De voorzitter kan beslissen om van de hoorzitting een geluidopname te maken. Deze geluidopname vervangt de in artikel 7:13, zesde lid van de wet genoemd verslag en wordt desgevraagd aan partijen verstrekt.
Artikel 13. Nader onderzoek
- 1.
Indien na afloop van de zitting, maar voordat het advies is uitgebracht, nader onderzoek wenselijk blijkt te zijn, kan de voorzitter van de commissie uit eigen beweging of op zijn verzoek dit onderzoek houden.
- 2.
De uit het nader onderzoek verkregen informatie wordt in afschrift aan de commissie, het bestuursorgaan en de belanghebbende(n) gezonden.
- 3.
De commissie, het bestuursorgaan en de belanghebbende(n) kunnen binnen een week na verzending van de in het eerste lid bedoelde nadere informatie, aan hun voorzitter een verzoek richten tot het beleggen van een nieuwe hoorzitting. De voorzitter beslist op dat verzoek.
- 4.
Op een nieuwe hoorzitting zijn de bepalingen in deze verordening, die betrekking hebben op de hoorzitting van overeenkomstige toepassing.
Artikel 14. Raadkamer en advies
- 1.
De commissie beraadslaagt en beslist achter gesloten deuren over het door haar uit te brengen advies.
- 2.
De commissie besluit bij meerderheid van stemmen over het uit te brengen advies.

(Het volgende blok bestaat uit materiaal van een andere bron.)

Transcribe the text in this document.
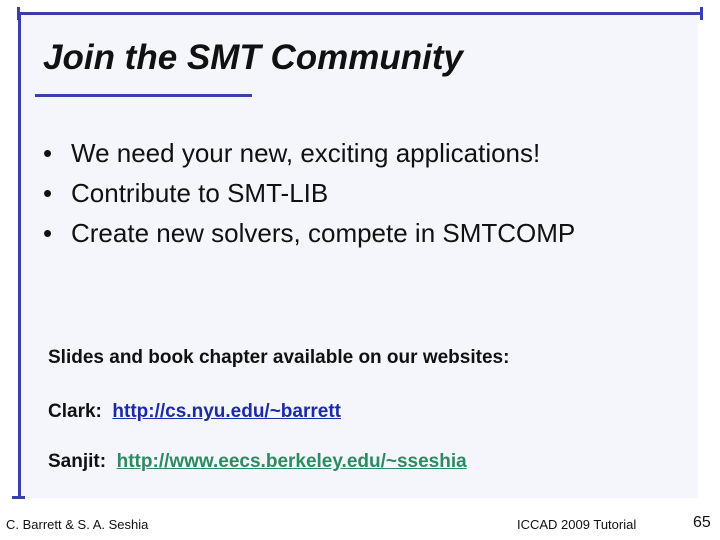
Join the SMT Community
• We need your new, exciting applications!
• Contribute to SMT-LIB
• Create new solvers, compete in SMTCOMP

Slides and book chapter available on our websites:

Clark: http://cs.nyu.edu/~barrett

Sanjit: http://www.eecs.berkeley.edu/~sseshia

C. Barrett & S. A. Seshia	ICCAD 2009 Tutorial	65
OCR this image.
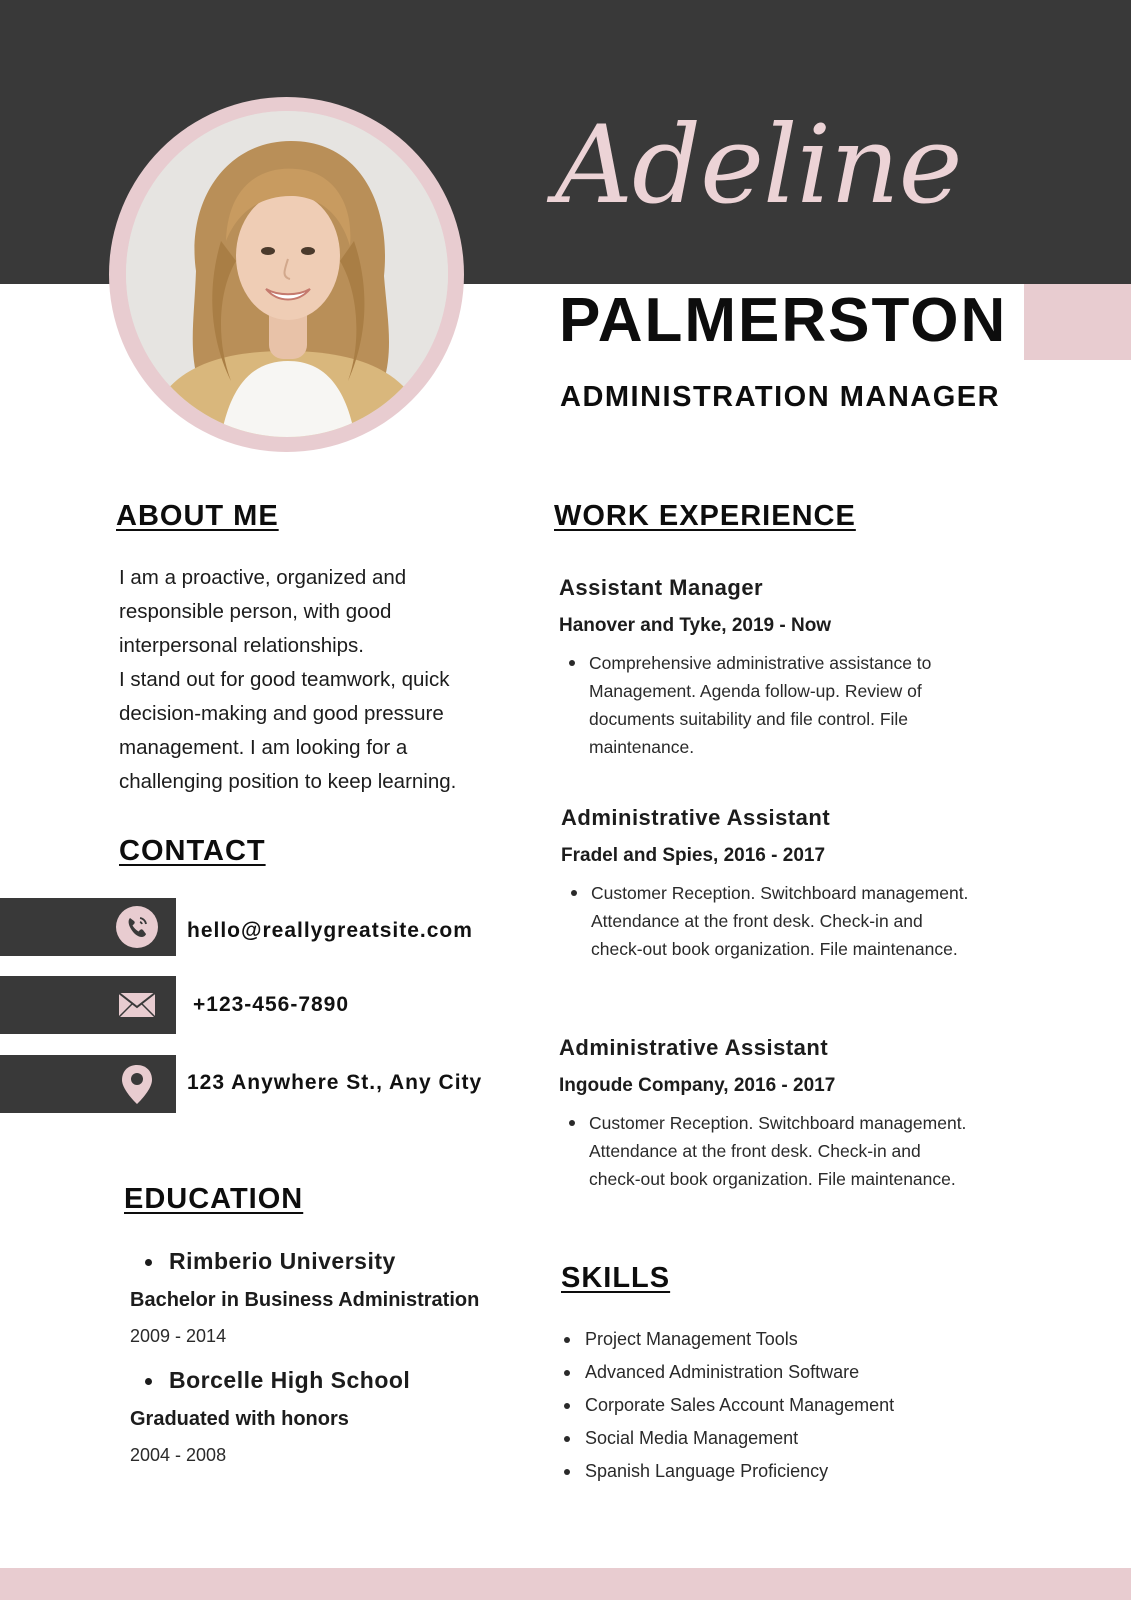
Adeline
PALMERSTON
ADMINISTRATION MANAGER
ABOUT ME

I am a proactive, organized and responsible person, with good interpersonal relationships.

I stand out for good teamwork, quick decision-making and good pressure management. I am looking for a challenging position to keep learning.

CONTACT
hello@reallygreatsite.com
+123-456-7890
123 Anywhere St., Any City
EDUCATION
Rimberio University
Bachelor in Business Administration
2009 - 2014
Borcelle High School
Graduated with honors
2004 - 2008
WORK EXPERIENCE
Assistant Manager
Hanover and Tyke, 2019 - Now
Comprehensive administrative assistance to Management. Agenda follow-up. Review of documents suitability and file control. File maintenance.
Administrative Assistant
Fradel and Spies, 2016 - 2017
Customer Reception. Switchboard management. Attendance at the front desk. Check-in and check-out book organization. File maintenance.
Administrative Assistant
Ingoude Company, 2016 - 2017
Customer Reception. Switchboard management. Attendance at the front desk. Check-in and check-out book organization. File maintenance.
SKILLS
Project Management Tools
Advanced Administration Software
Corporate Sales Account Management
Social Media Management
Spanish Language Proficiency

Van een minderheidsstandpunt wordt bij het advies melding gemaakt, indien de minderheid dit wenst.
- 3.
Het advies is gemotiveerd en omvat een voorstel voor de te nemen beslissing op het bezwaarschrift.
Artikel 15. Uitbrengen advies
Het advies wordt, tezamen met een eventueel schriftelijk verslag en eventueel door de commissie ontvangen nadere informatie, tijdig uitgebracht aan het bestuursorgaan dat op het bezwaarschrift dient te beslissen. Hierbij houdt de commissie zoveel mogelijk rekening met de termijn waarbinnen het bestuursorgaan op het bezwaarschrift beslist moet hebben.
Artikel 16. Toezending afschrift beslissing
Het bestuursorgaan zendt een afschrift van de beslissing op het bezwaarschrift naar de commissie in gevallen waarin een besluit wordt genomen in afwijking van het advies van de commissie.
Artikel 17. Geheimhouding
De leden van de commissie zijn verplicht tot geheimhouding van hetgeen hen bij de uitoefening van hun lidmaatschap ter kennis komt, voor zover het belang van de belanghebbende(n) dit vereist.
Artikel 18. Signalering
De commissie heeft de bevoegdheid om knelpunten met betrekking tot beleid en uitvoering binnen de afdelingen aan het college te signaleren.